金銭管理と、親
私はもう40代後半だが、お金の計算や管理がとても苦手だ。例えば、公共料金の支払いをする事が苦手だ。支払いも請求も、どちらも苦手だ。
会社員ではなくなり学生になってお金が減って、節約しないといけなくなった。
事務作業を自分でやらなければいけない事も増えてとても苦労している。何かちょっとした自営業的な仕事をやったりして、本来請求できるはずのお金を請求する手間が取れない。それをやる体力みたいなものがなくて、もらえるお金も貰えていない。
以前はお金を払って、コンサルタントという肩書きがあるような人に生活の事務作業に立ち会ってもらって手伝ってもらったりしていた。それも時間がかかるし、今の私にはコストが高く、もうできない。
そこで母親に「いろいろな支払いがうまくできない」「私にできるように教えた事ある?教えてよ」と訴えたら「普通の大人はできるから、あなたもできると思っていた」と言われた。「お母さんはできるの?」と聞いたら「お父さんにまかせていたからできない」と言っていた。「自分でもできなくて、教えた事もなくて、それで勝手にできるようになっていると期待するのはおかしくない?」と言ったら黙っていた。そして「言い方がひどい」と怒り出す感じだった。
手伝ってくれるような雰囲気ではないし、できないといってるのだから、この人に手伝ってもらうのは無理だろうと思った。
この母親に育てられたのだからできなくてもしょうがないと少し自分を許せた。弟や妹は自分でがんばってできるようになったか、もしくは両方会社員だからあまり困っていないのだろう。
しかしやはりできないと自分が困るし、大人だからできないと恥ずかしい。しばらく放置した後、今度は80歳の父親に事情を説明し「手伝ってくれ」とラインでメッセージを送った。もし返事が来ても、私の頭はほかのことでいっぱいいっぱいで、それをやる時間がないかもしれない。それでも、言える時に言っておかないと。他の事で頭がいっぱいになってまた放置するだろうから。
どうして普通の人ができる事ができないのだろう。算数は人並みにはできたのに。無理やり理由を探すと、私は子供の頃、お金はあたりまえにあった。それでも私はずっと辛かったから、お金は私を幸せにしないと思っていた。お金が手に入ったから何かができて嬉しいとか幸せになったと思ったことがなかった。だからお金の事を軽く見ているのかもしれない。

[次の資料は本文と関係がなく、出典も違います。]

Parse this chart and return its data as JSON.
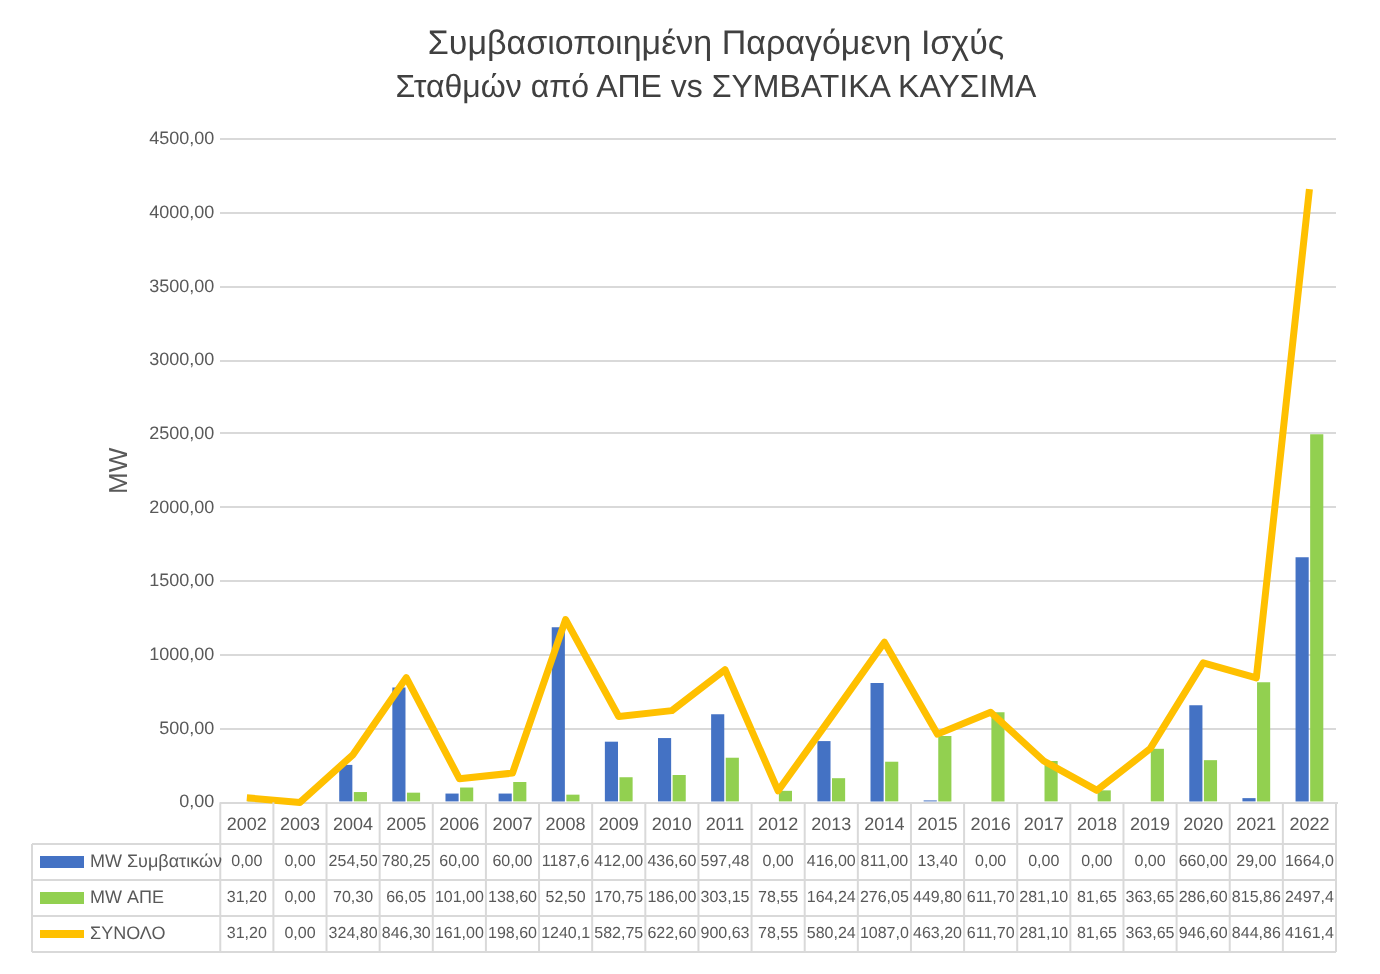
{
  "chart_data": {
    "type": "bar",
    "title": "Συμβασιοποιημένη Παραγόμενη Ισχύς",
    "subtitle": "Σταθμών από ΑΠΕ vs ΣΥΜΒΑΤΙΚΑ ΚΑΥΣΙΜΑ",
    "ylabel": "MW",
    "categories": [
      "2002",
      "2003",
      "2004",
      "2005",
      "2006",
      "2007",
      "2008",
      "2009",
      "2010",
      "2011",
      "2012",
      "2013",
      "2014",
      "2015",
      "2016",
      "2017",
      "2018",
      "2019",
      "2020",
      "2021",
      "2022"
    ],
    "series": [
      {
        "name": "MW Συμβατικών",
        "color": "#4472c4",
        "values": [
          0,
          0,
          254.5,
          780.25,
          60,
          60,
          1187.6,
          412,
          436.6,
          597.48,
          0,
          416,
          811,
          13.4,
          0,
          0,
          0,
          0,
          660,
          29,
          1664.0
        ],
        "value_labels": [
          "0,00",
          "0,00",
          "254,50",
          "780,25",
          "60,00",
          "60,00",
          "1187,6",
          "412,00",
          "436,60",
          "597,48",
          "0,00",
          "416,00",
          "811,00",
          "13,40",
          "0,00",
          "0,00",
          "0,00",
          "0,00",
          "660,00",
          "29,00",
          "1664,0"
        ]
      },
      {
        "name": "MW ΑΠΕ",
        "color": "#92d050",
        "values": [
          31.2,
          0,
          70.3,
          66.05,
          101,
          138.6,
          52.5,
          170.75,
          186,
          303.15,
          78.55,
          164.24,
          276.05,
          449.8,
          611.7,
          281.1,
          81.65,
          363.65,
          286.6,
          815.86,
          2497.4
        ],
        "value_labels": [
          "31,20",
          "0,00",
          "70,30",
          "66,05",
          "101,00",
          "138,60",
          "52,50",
          "170,75",
          "186,00",
          "303,15",
          "78,55",
          "164,24",
          "276,05",
          "449,80",
          "611,70",
          "281,10",
          "81,65",
          "363,65",
          "286,60",
          "815,86",
          "2497,4"
        ]
      },
      {
        "name": "ΣΥΝΟΛΟ",
        "type": "line",
        "color": "#ffc000",
        "values": [
          31.2,
          0,
          324.8,
          846.3,
          161,
          198.6,
          1240.1,
          582.75,
          622.6,
          900.63,
          78.55,
          580.24,
          1087.0,
          463.2,
          611.7,
          281.1,
          81.65,
          363.65,
          946.6,
          844.86,
          4161.4
        ],
        "value_labels": [
          "31,20",
          "0,00",
          "324,80",
          "846,30",
          "161,00",
          "198,60",
          "1240,1",
          "582,75",
          "622,60",
          "900,63",
          "78,55",
          "580,24",
          "1087,0",
          "463,20",
          "611,70",
          "281,10",
          "81,65",
          "363,65",
          "946,60",
          "844,86",
          "4161,4"
        ]
      }
    ],
    "ylim": [
      0,
      4500
    ],
    "yticks": [
      {
        "value": 0,
        "label": "0,00"
      },
      {
        "value": 500,
        "label": "500,00"
      },
      {
        "value": 1000,
        "label": "1000,00"
      },
      {
        "value": 1500,
        "label": "1500,00"
      },
      {
        "value": 2000,
        "label": "2000,00"
      },
      {
        "value": 2500,
        "label": "2500,00"
      },
      {
        "value": 3000,
        "label": "3000,00"
      },
      {
        "value": 3500,
        "label": "3500,00"
      },
      {
        "value": 4000,
        "label": "4000,00"
      },
      {
        "value": 4500,
        "label": "4500,00"
      }
    ],
    "grid": "y",
    "legend": "bottom",
    "marker": "none",
    "line_style": "solid"
  }
}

大学生の頃は、親のお金で今思えばけっこう家賃のかかりそうなところに暮らしていた。思うに、子供にお金のことで苦労させないというのが、両親の目指すところだったのだと思う。でも私はお金があっても、なぜか公共料金の支払いができなくて、水道以外がよく止まったりしていて、ロウソクの光で生活していた事があった。家賃が払えない事もあった。大家さんから保証人である両親に、そのことについて連絡が行き、母親から「それではダメだ」という手紙が来た事があるのを覚えている。少し面倒臭い気分で手紙を読んだ。それからどうしたかはよく覚えていない。
会社員になってからは自動引き落としになったので、しばらくそういう目には合わなかった。そういえば会社でも出張費の清算(お金の請求)などは苦手な部類だったけど、仕事としてカテゴライズされて外部からの圧がかかるとなんとかできた。会社員でいてもそういう生活費の管理はいつかできるようにならないといけないと思っていたけど、収入があったので節約する必要も特になく、自動引き落としのままで構わなかった。お金の管理はいつかできるようになりたいと思っていた。でもやりたい事もないし、将来の事なんて考えただけで絶望だし、その日、その日を生きるだけで精一杯だった。
でも今は、自分でやらないといけないし、やらないと本当に困る。もう40代後半だから、成長できないだろうか。それとも今からでもできるようになるだろうか。
本当は私は歳をとった親を助ける歳だけど、できていないのも恥ずかしく悔しい。幼稚だと思う。
親がお金をくれなかったら私は生きていなかった。お金がなかったら、いろいろな人とも会えなかった。
今までお金をくれてありがとう。無理せず、また自分で稼げるようになりたい。